Has Ireland been culturally enriched by its new wealth? To return to Roy Foster’s Luck and the Irish, his chapter on culture certainly suggests so. The flourishing of Irish novelists, symbolised by numerous Booker prize wins, the popularity of Irish bands, and even Irish dancing (suitably jazzed up by Michael Flatley et al) suggests yes. The self-confidence of the place does the same. Yet Murphy is partly right too. Certainly he is correct on the criminal culture, and the explosion in drug use among the middle classes that fuels much of it. The cultural life of the ordinary person has probably been expanded by easier travel and wealth, but the Irish language certainly has not benefited, and the sense of community and solidarity has in many places been destroyed by individualism and shallow materialism reflected best in the Sunday Independent. Murphy’s critique then is a patriotic one, but it should not be mistaken for narrow nationalism of the type found in Desmond Fennell’s writings or that fuels anti-immigration hysteria elsewhere in Europe, and has the potential to raise its head in Ireland, and which may well have had a significant part to play in the very welcome rejection of the Lisbon Treaty.

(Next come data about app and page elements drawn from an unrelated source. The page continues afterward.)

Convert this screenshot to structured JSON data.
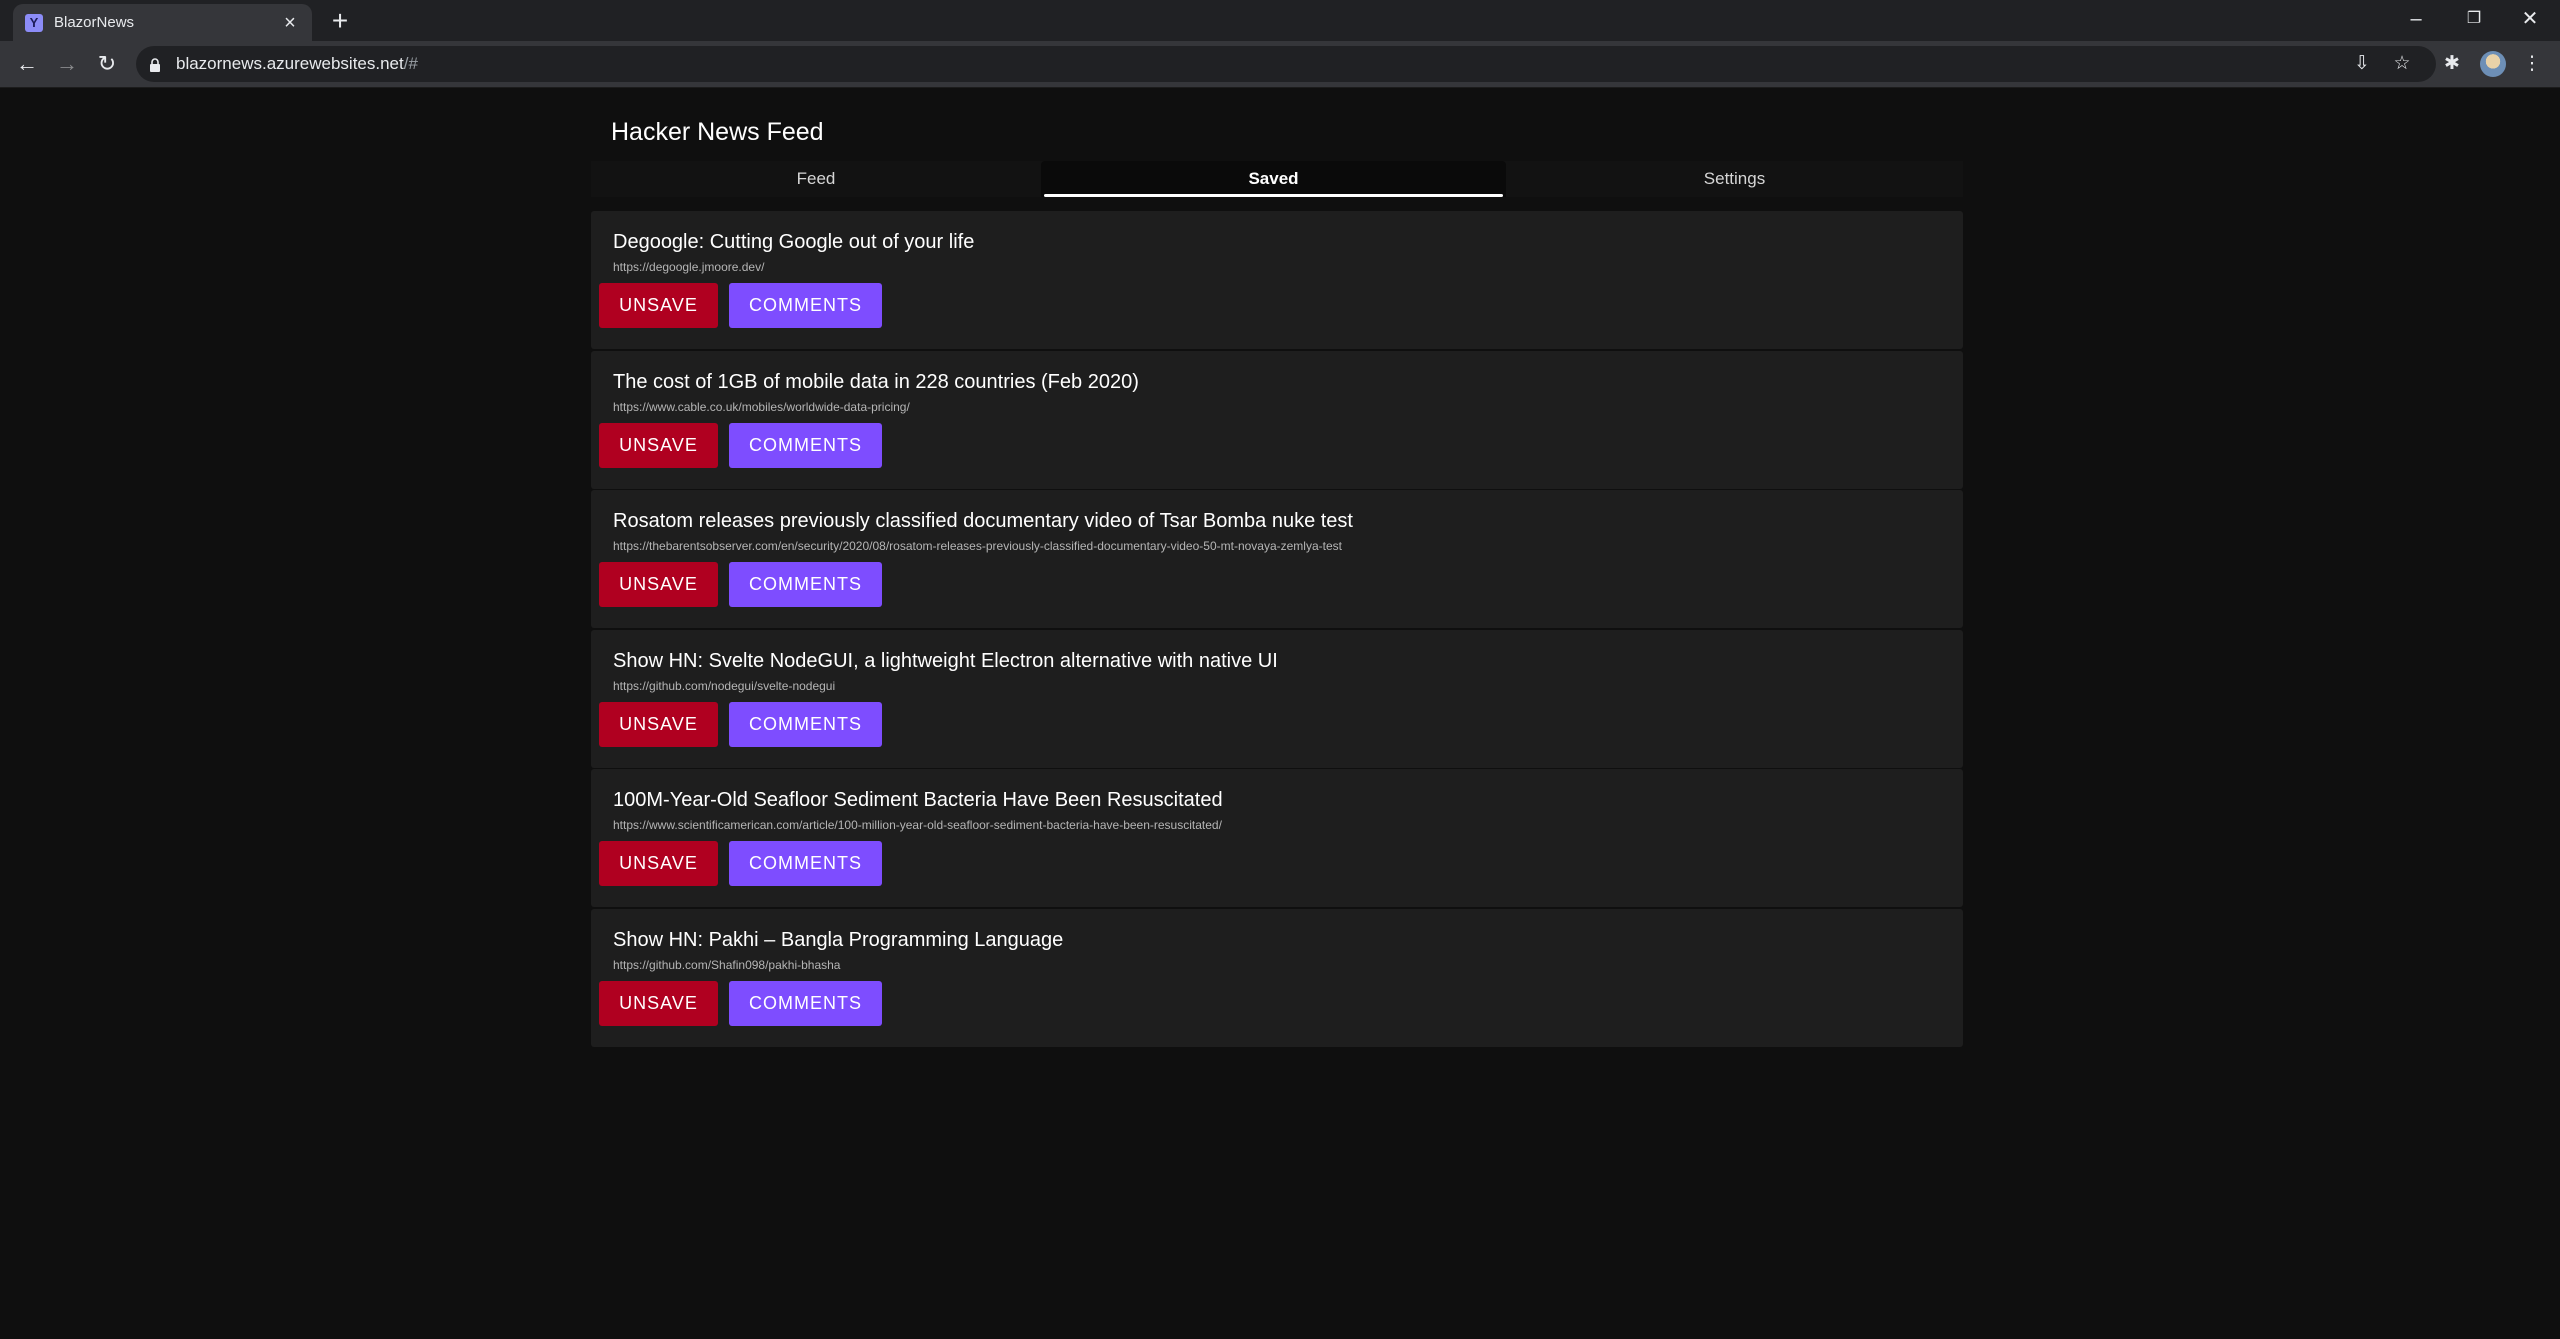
{
  "browser": {
    "tab_title": "BlazorNews",
    "favicon_letter": "Y",
    "url_host": "blazornews.azurewebsites.net",
    "url_rest": "/#"
  },
  "app": {
    "title": "Hacker News Feed",
    "tabs": [
      {
        "label": "Feed"
      },
      {
        "label": "Saved"
      },
      {
        "label": "Settings"
      }
    ]
  },
  "buttons": {
    "unsave": "UNSAVE",
    "comments": "COMMENTS"
  },
  "stories": [
    {
      "title": "Degoogle: Cutting Google out of your life",
      "url": "https://degoogle.jmoore.dev/"
    },
    {
      "title": "The cost of 1GB of mobile data in 228 countries (Feb 2020)",
      "url": "https://www.cable.co.uk/mobiles/worldwide-data-pricing/"
    },
    {
      "title": "Rosatom releases previously classified documentary video of Tsar Bomba nuke test",
      "url": "https://thebarentsobserver.com/en/security/2020/08/rosatom-releases-previously-classified-documentary-video-50-mt-novaya-zemlya-test"
    },
    {
      "title": "Show HN: Svelte NodeGUI, a lightweight Electron alternative with native UI",
      "url": "https://github.com/nodegui/svelte-nodegui"
    },
    {
      "title": "100M-Year-Old Seafloor Sediment Bacteria Have Been Resuscitated",
      "url": "https://www.scientificamerican.com/article/100-million-year-old-seafloor-sediment-bacteria-have-been-resuscitated/"
    },
    {
      "title": "Show HN: Pakhi – Bangla Programming Language",
      "url": "https://github.com/Shafin098/pakhi-bhasha"
    }
  ]
}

The environmental and cultural questions Murphy raised should be at the centre of the debate of where we go from here. And yet, while it is easy to produce critiques of what is wrong, it is much harder to find solutions. Of course, we shouldn’t expect them in 750 words from a columnist, but we can and should expect them from the left, which must now mount a sustained attack on the greed, corruption, crass materialism, arrogance, recklessness, and short-term profiteering that has wasted such a glorious opportunity, and done so much damage to the fabric and culture of Irish society. We don’t have to agree with everything Murphy says to agree with his final sentence, a lament: “It all could have been managed so much better.”